My general purpose in this chapter is to explore the creation and development of social community within a blog expressly designed for political discourse. In selecting Firedoglake as the representative example, I examine how a blog transforms itself over a period of five years based on its design, the interests and biases of its owner and host, and the readership that gathers there to form a community fostered not only by the site’s owner, but by the readers themselves. Part 1 examines the ways readers develop ethos within the community and what ties form to bind interests and social connections. Part 2 examines how those same ties may fray, and for some otherwise regular participants, break. This section raises questions about the nature of computer-mediated community and identity in virtual spaces compared to that in our physical and face-to-face social lives.

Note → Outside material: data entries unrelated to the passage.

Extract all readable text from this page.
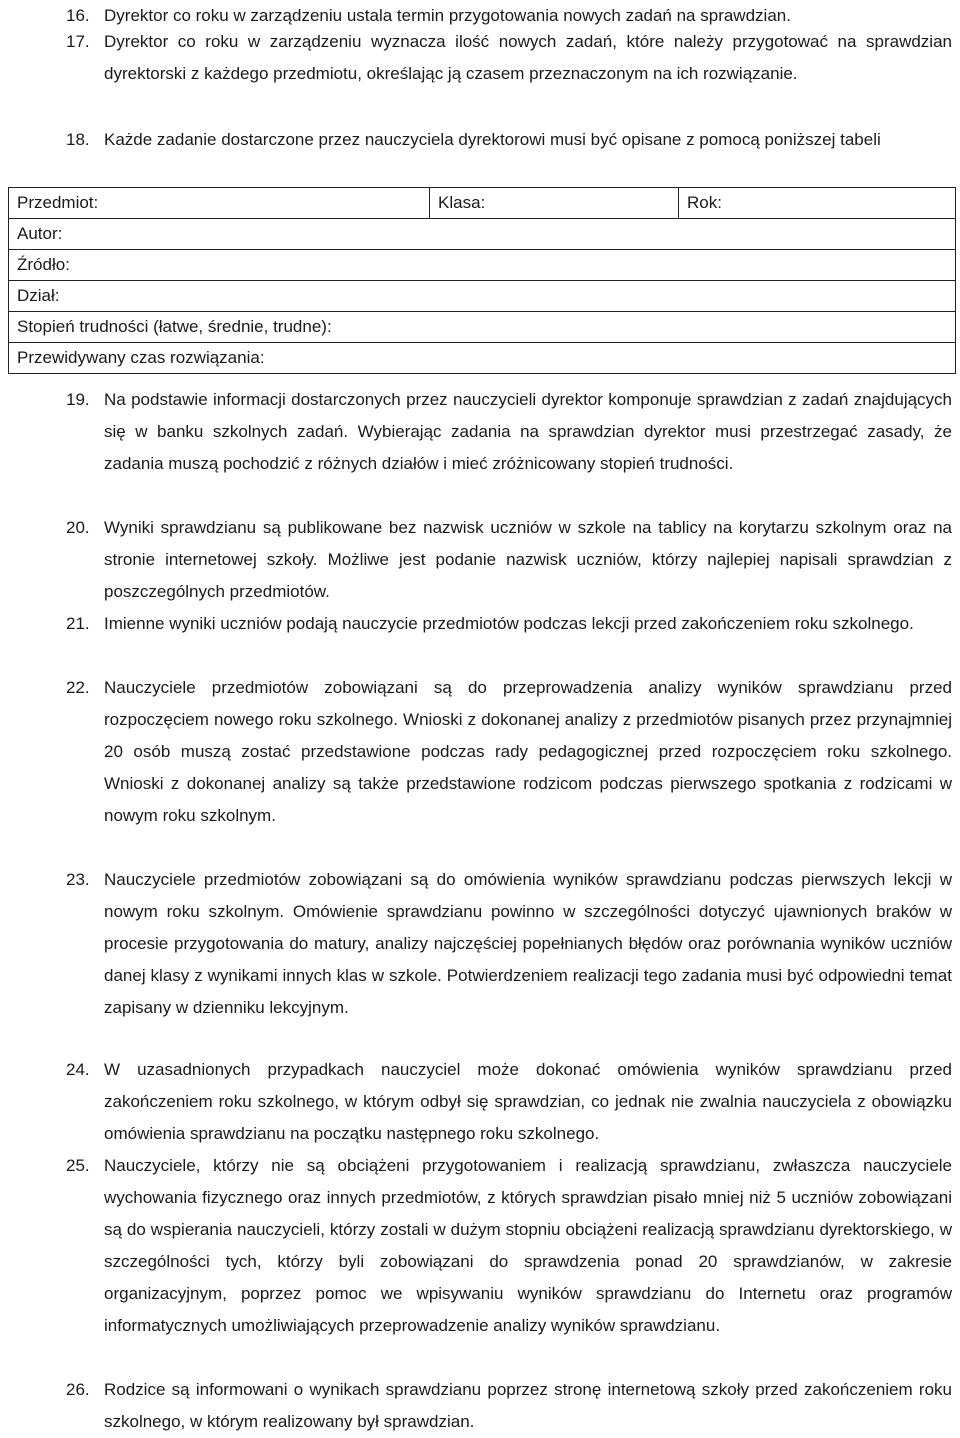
16. Dyrektor co roku w zarządzeniu ustala termin przygotowania nowych zadań na sprawdzian.
17. Dyrektor co roku w zarządzeniu wyznacza ilość nowych zadań, które należy przygotować na sprawdzian dyrektorski z każdego przedmiotu, określając ją czasem przeznaczonym na ich rozwiązanie.
18. Każde zadanie dostarczone przez nauczyciela dyrektorowi musi być opisane z pomocą poniższej tabeli
Przedmiot:	Klasa:	Rok:
Autor:
Źródło:
Dział:
Stopień trudności (łatwe, średnie, trudne):
Przewidywany czas rozwiązania:
19. Na podstawie informacji dostarczonych przez nauczycieli dyrektor komponuje sprawdzian z zadań znajdujących się w banku szkolnych zadań. Wybierając zadania na sprawdzian dyrektor musi przestrzegać zasady, że zadania muszą pochodzić z różnych działów i mieć zróżnicowany stopień trudności.
20. Wyniki sprawdzianu są publikowane bez nazwisk uczniów w szkole na tablicy na korytarzu szkolnym oraz na stronie internetowej szkoły. Możliwe jest podanie nazwisk uczniów, którzy najlepiej napisali sprawdzian z poszczególnych przedmiotów.
21. Imienne wyniki uczniów podają nauczycie przedmiotów podczas lekcji przed zakończeniem roku szkolnego.
22. Nauczyciele przedmiotów zobowiązani są do przeprowadzenia analizy wyników sprawdzianu przed rozpoczęciem nowego roku szkolnego. Wnioski z dokonanej analizy z przedmiotów pisanych przez przynajmniej 20 osób muszą zostać przedstawione podczas rady pedagogicznej przed rozpoczęciem roku szkolnego. Wnioski z dokonanej analizy są także przedstawione rodzicom podczas pierwszego spotkania z rodzicami w nowym roku szkolnym.
23. Nauczyciele przedmiotów zobowiązani są do omówienia wyników sprawdzianu podczas pierwszych lekcji w nowym roku szkolnym. Omówienie sprawdzianu powinno w szczególności dotyczyć ujawnionych braków w procesie przygotowania do matury, analizy najczęściej popełnianych błędów oraz porównania wyników uczniów danej klasy z wynikami innych klas w szkole. Potwierdzeniem realizacji tego zadania musi być odpowiedni temat zapisany w dzienniku lekcyjnym.
24. W uzasadnionych przypadkach nauczyciel może dokonać omówienia wyników sprawdzianu przed zakończeniem roku szkolnego, w którym odbył się sprawdzian, co jednak nie zwalnia nauczyciela z obowiązku omówienia sprawdzianu na początku następnego roku szkolnego.
25. Nauczyciele, którzy nie są obciążeni przygotowaniem i realizacją sprawdzianu, zwłaszcza nauczyciele wychowania fizycznego oraz innych przedmiotów, z których sprawdzian pisało mniej niż 5 uczniów zobowiązani są do wspierania nauczycieli, którzy zostali w dużym stopniu obciążeni realizacją sprawdzianu dyrektorskiego, w szczególności tych, którzy byli zobowiązani do sprawdzenia ponad 20 sprawdzianów, w zakresie organizacyjnym, poprzez pomoc we wpisywaniu wyników sprawdzianu do Internetu oraz programów informatycznych umożliwiających przeprowadzenie analizy wyników sprawdzianu.
26. Rodzice są informowani o wynikach sprawdzianu poprzez stronę internetową szkoły przed zakończeniem roku szkolnego, w którym realizowany był sprawdzian.
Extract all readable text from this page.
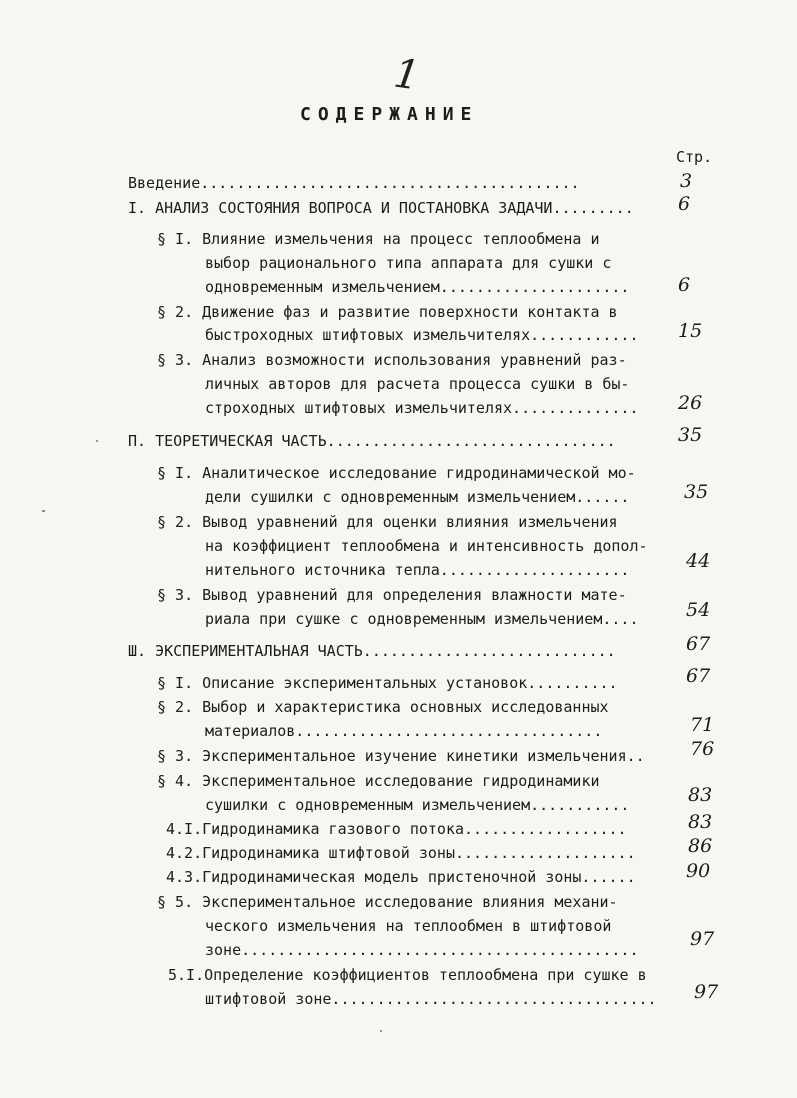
1
СОДЕРЖАНИЕ
Стр.
Введение..........................................	3
I. АНАЛИЗ СОСТОЯНИЯ ВОПРОСА И ПОСТАНОВКА ЗАДАЧИ......... 6
§ I. Влияние измельчения на процесс теплообмена и
выбор рационального типа аппарата для сушки с
одновременным измельчением.....................	6
§ 2. Движение фаз и развитие поверхности контакта в
быстроходных штифтовых измельчителях............ 15
§ 3. Анализ возможности использования уравнений раз-
личных авторов для расчета процесса сушки в бы-
строходных штифтовых измельчителях.............. 26
П. ТЕОРЕТИЧЕСКАЯ ЧАСТЬ................................	35
§ I. Аналитическое исследование гидродинамической мо-
дели сушилки с одновременным измельчением......	35
§ 2. Вывод уравнений для оценки влияния измельчения
на коэффициент теплообмена и интенсивность допол-
нительного источника тепла.....................	44
§ 3. Вывод уравнений для определения влажности мате-
риала при сушке с одновременным измельчением....	54
Ш. ЭКСПЕРИМЕНТАЛЬНАЯ ЧАСТЬ............................	67
§ I. Описание экспериментальных установок..........	67
§ 2. Выбор и характеристика основных исследованных
материалов..................................	71
§ 3. Экспериментальное изучение кинетики измельчения.. 76
§ 4. Экспериментальное исследование гидродинамики
сушилки с одновременным измельчением...........	83
4.I.Гидродинамика газового потока..................	83
4.2.Гидродинамика штифтовой зоны....................	86
4.3.Гидродинамическая модель пристеночной зоны......	90
§ 5. Экспериментальное исследование влияния механи-
ческого измельчения на теплообмен в штифтовой
зоне............................................	97
5.I.Определение коэффициентов теплообмена при сушке в
штифтовой зоне.................................... 97
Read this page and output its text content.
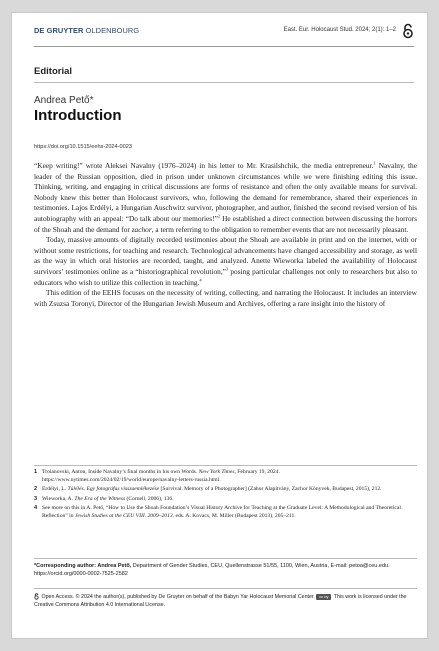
DE GRUYTER OLDENBOURG	East. Eur. Holocaust Stud. 2024; 2(1): 1–2
Editorial
Andrea Pető*
Introduction
https://doi.org/10.1515/eehs-2024-0023

“Keep writing!” wrote Aleksei Navalny (1976–2024) in his letter to Mr. Krasilshchik, the media entrepreneur.$^1$ Navalny, the leader of the Russian opposition, died in prison under unknown circumstances while we were finishing editing this issue. Thinking, writing, and engaging in critical discussions are forms of resistance and often the only available means for survival. Nobody knew this better than Holocaust survivors, who, following the demand for remembrance, shared their experiences in testimonies. Lajos Erdélyi, a Hungarian Auschwitz survivor, photographer, and author, finished the second revised version of his autobiography with an appeal: “Do talk about our memories!”$^2$ He established a direct connection between discussing the horrors of the Shoah and the demand for zachor, a term referring to the obligation to remember events that are not necessarily pleasant.

Today, massive amounts of digitally recorded testimonies about the Shoah are available in print and on the internet, with or without some restrictions, for teaching and research. Technological advancements have changed accessibility and storage, as well as the way in which oral histories are recorded, taught, and analyzed. Anette Wieworka labeled the availability of Holocaust survivors’ testimonies online as a “historiographical revolution,”$^3$ posing particular challenges not only to researchers but also to educators who wish to utilize this collection in teaching.$^4$

This edition of the EEHS focuses on the necessity of writing, collecting, and narrating the Holocaust. It includes an interview with Zsuzsa Toronyi, Director of the Hungarian Jewish Museum and Archives, offering a rare insight into the history of

1 Troianovski, Anton, Inside Navalny’s final months in his own Words. New York Times, February 19, 2024. https://www.nytimes.com/2024/02/19/world/europe/navalny-letters-russia.html.
2 Erdélyi, L. Túlélés. Egy fotográfus visszaemlékezése [Survival. Memory of a Photographer] (Zahor Alapítvány, Zachor Könyvek, Budapest, 2015), 212.
3 Wieworka, A. The Era of the Witness (Cornell, 2006), 136.
4 See more on this in A. Pető, “How to Use the Shoah Foundation’s Visual History Archive for Teaching at the Graduate Level: A Methodological and Theoretical Reflection” in Jewish Studies at the CEU VIII. 2009–2013. eds. A. Kovacs, M. Miller (Budapest 2013), 205–211.
*Corresponding author: Andrea Pető, Department of Gender Studies, CEU, Quellenstrasse 51/55, 1100, Wien, Austria, E-mail: petoa@ceu.edu. https://orcid.org/0000-0002-7525-2582
Open Access. © 2024 the author(s), published by De Gruyter on behalf of the Babyn Yar Holocaust Memorial Center. cc by	This work is licensed under the Creative Commons Attribution 4.0 International License.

Let me begin by describing the history of the blog as it existed in the early years of its popularity.

Firedoglake (FDL), one word that combines the three pleasures of sitting by the fire with dogs at a lake, is a left-leaning political blog founded by Jane Hamsher, author and film producer. She and Christy Hardin Smith, former attorney, brought the blog into prominence during the Valerie Plame case (described below) when their reporting and analysis generated increasing numbers of readers and commenters, many of whom became regular visitors to the “Lake.” These regulars formed a community based on their mutual political interests, first, but also a social community based on other life interests. Over time, as the community of commenters grew, Jane and Christy invited guests (some of them original commenters) to post “front pages,” the main posts on the site to which people respond. The comments’ section grew, of course, some posts eliciting more than 200 comments. Still, the addition of more “front pages” by guest posters helped reduce what had become extremely long threads, too long for most regular readers to scan before adding a comment of their own. Earlier in the life of FDL, readers were accustomed to following the whole post and the comments before wading into the water. After five years of observation, I can say that practice was, at least in the early years of my reading, expected and rewarded by readers.

As with all communities, real and virtual, people moved on, moved in, or moved back for occasional visits. Some became acquaintances or friends outside the blog. Some were inspired to create their own blogs, some to become more politically active, and many found at the lake not only a place to engage in conversation about national and local issues, but also about their personal lives as the political and the personal merged.

At the time I stepped off the shore to wade in the lake, my interest was political; I was fascinated by the Plame case and was following the story and analysis, beginning with the appointment of Patrick Fitzgerald to convene a grand jury investigation into who in the George W. Bush administration may have leaked the identity of CIA agent, Valerie Plame. While no one was indicted for a crime in connection with the leak, Scooter Libby, Chief of Staff of Vice President Dick Cheney was indicted on one count of obstruction of justice, one count of perjury, and three counts of making false statements to the grand jury and federal investigators on October 28, 2005. The federal trial, United States v. Libby began in January 2007 and ended in March 2007 with Libby’s conviction on four of five counts listed above. (For the timeline on this investigation, please see the Washington Post summary at http://www.washingtonpost.com/wpdyn/content/custom/2007/03/06/CU2007030600916.html) As I closely followed Libby’s case and the legal and political analysis at FDL, I also began following the community development at the blog, specifically, the rhetorical construction of the virtual community. The conversation there was not confined to the Plame case, but varied topically, as I previously noted, across national, local, and personal lines of interest, and it varied widely as the blog grew in popularity.